La historia de amor familiar se volvió viral nuevamente
Brasil.– La historia de un abuelo que continúa cargando en brazos a su nieto autista de 17 años ha conmovido a miles de personas en redes sociales debido al profundo vínculo que mantienen.
Las imágenes muestran a Fernando Murta sosteniendo con cariño a Enzo, su nieto, quien pese a su edad aún busca ese gesto de afecto y protección.
“Todavía pide que lo carguen”
La historia fue compartida originalmente en Facebook por la usuaria Lages Handiara, quien relató parte de la convivencia entre ambos.
“Abuelo Fernando Murta todavía aguanta a nuestro nene autista de 17 años Enzo, quien pide ser cargado por el regazo y el abuelo lo agarra”, escribió.
La publicación rápidamente se llenó de comentarios destacando el amor y paciencia del abuelo.
Está noticia se ha hecho viral tras mostrar a un abuelo en Brasil cargando a su nieto autista de 17 años.
El abuelo y el joven también comparten diferentes actividades juntos como cantar, bailar y jugar ya que el joven siempre pide que sea su abuelo quién lo acompañe. 🥹
Hay… pic.twitter.com/ycVeVO0OLL
— Vigia Ciudadano (@VigiaCiudadano7) May 3, 2026
Bailan y pasan tiempo juntos
Además de cargarlo en brazos, Fernando y Enzo comparten múltiples actividades.
Según el testimonio, disfrutan bailar juntos distintos estilos musicales como:
- Música gospel
- Sertaneja
- Canciones de Andrea Bocelli
Las imágenes muestran una relación cercana, llena de confianza y cariño.

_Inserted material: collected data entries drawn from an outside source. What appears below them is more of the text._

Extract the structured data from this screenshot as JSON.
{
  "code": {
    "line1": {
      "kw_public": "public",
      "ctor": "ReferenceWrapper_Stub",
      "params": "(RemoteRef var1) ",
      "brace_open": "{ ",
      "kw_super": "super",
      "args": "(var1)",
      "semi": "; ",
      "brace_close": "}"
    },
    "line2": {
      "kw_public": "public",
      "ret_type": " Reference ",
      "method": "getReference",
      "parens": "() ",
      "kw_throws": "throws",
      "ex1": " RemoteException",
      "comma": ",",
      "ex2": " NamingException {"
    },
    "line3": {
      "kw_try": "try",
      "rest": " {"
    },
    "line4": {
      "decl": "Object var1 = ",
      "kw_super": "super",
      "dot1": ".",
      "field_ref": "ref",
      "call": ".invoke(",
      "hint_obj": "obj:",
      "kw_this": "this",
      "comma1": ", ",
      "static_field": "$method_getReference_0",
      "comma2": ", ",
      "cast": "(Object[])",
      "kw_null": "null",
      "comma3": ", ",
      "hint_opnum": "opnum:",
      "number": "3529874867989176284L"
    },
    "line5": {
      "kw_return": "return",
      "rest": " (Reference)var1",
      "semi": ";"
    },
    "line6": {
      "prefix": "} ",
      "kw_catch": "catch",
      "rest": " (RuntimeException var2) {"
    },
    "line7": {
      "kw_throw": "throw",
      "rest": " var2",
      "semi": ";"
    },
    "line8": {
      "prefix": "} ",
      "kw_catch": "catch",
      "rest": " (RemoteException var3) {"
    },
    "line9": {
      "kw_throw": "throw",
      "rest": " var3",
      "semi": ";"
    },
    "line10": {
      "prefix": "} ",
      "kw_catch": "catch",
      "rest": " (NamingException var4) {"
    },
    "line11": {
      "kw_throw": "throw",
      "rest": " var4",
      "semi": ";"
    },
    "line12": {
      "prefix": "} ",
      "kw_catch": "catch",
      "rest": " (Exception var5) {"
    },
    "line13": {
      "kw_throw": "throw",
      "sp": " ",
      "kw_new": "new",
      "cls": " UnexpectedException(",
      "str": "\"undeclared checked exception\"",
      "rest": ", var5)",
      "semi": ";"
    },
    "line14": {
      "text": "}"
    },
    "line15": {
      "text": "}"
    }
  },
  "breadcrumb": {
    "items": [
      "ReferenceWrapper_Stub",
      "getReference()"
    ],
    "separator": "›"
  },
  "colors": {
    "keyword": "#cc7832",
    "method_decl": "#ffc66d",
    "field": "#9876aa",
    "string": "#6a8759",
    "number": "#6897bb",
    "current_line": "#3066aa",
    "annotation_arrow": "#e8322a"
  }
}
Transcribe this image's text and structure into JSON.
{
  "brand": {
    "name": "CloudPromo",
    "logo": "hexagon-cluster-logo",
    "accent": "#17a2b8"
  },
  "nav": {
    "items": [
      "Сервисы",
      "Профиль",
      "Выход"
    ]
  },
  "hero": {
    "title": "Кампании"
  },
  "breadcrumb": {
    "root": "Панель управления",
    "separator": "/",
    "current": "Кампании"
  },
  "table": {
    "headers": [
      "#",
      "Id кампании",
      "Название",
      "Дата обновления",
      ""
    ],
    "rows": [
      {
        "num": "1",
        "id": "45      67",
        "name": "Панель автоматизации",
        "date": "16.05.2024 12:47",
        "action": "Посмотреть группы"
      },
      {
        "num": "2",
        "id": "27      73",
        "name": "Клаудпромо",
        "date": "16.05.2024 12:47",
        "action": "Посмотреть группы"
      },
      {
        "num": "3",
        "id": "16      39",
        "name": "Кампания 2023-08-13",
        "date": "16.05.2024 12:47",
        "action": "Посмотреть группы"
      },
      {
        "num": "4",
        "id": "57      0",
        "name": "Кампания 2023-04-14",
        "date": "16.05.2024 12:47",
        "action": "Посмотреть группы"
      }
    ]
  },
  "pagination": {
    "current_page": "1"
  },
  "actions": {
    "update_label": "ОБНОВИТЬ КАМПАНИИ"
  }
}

La historia volvió a viralizarse
Aunque las fotografías fueron compartidas originalmente en 2019, recientemente volvieron a circular en plataformas digitales acumulando miles de reacciones.
Usuarios señalaron que el caso representa una poderosa muestra de amor incondicional y acompañamiento familiar.
Un mensaje sobre el autismo y el cariño
Más allá de hacerse viral, muchas personas interpretaron la historia como un recordatorio de la importancia de la empatía, la paciencia y el apoyo hacia personas dentro del espectro autista.
La relación entre Fernando y Enzo ha sido vista como ejemplo de que el amor familiar no tiene límites ni condiciones.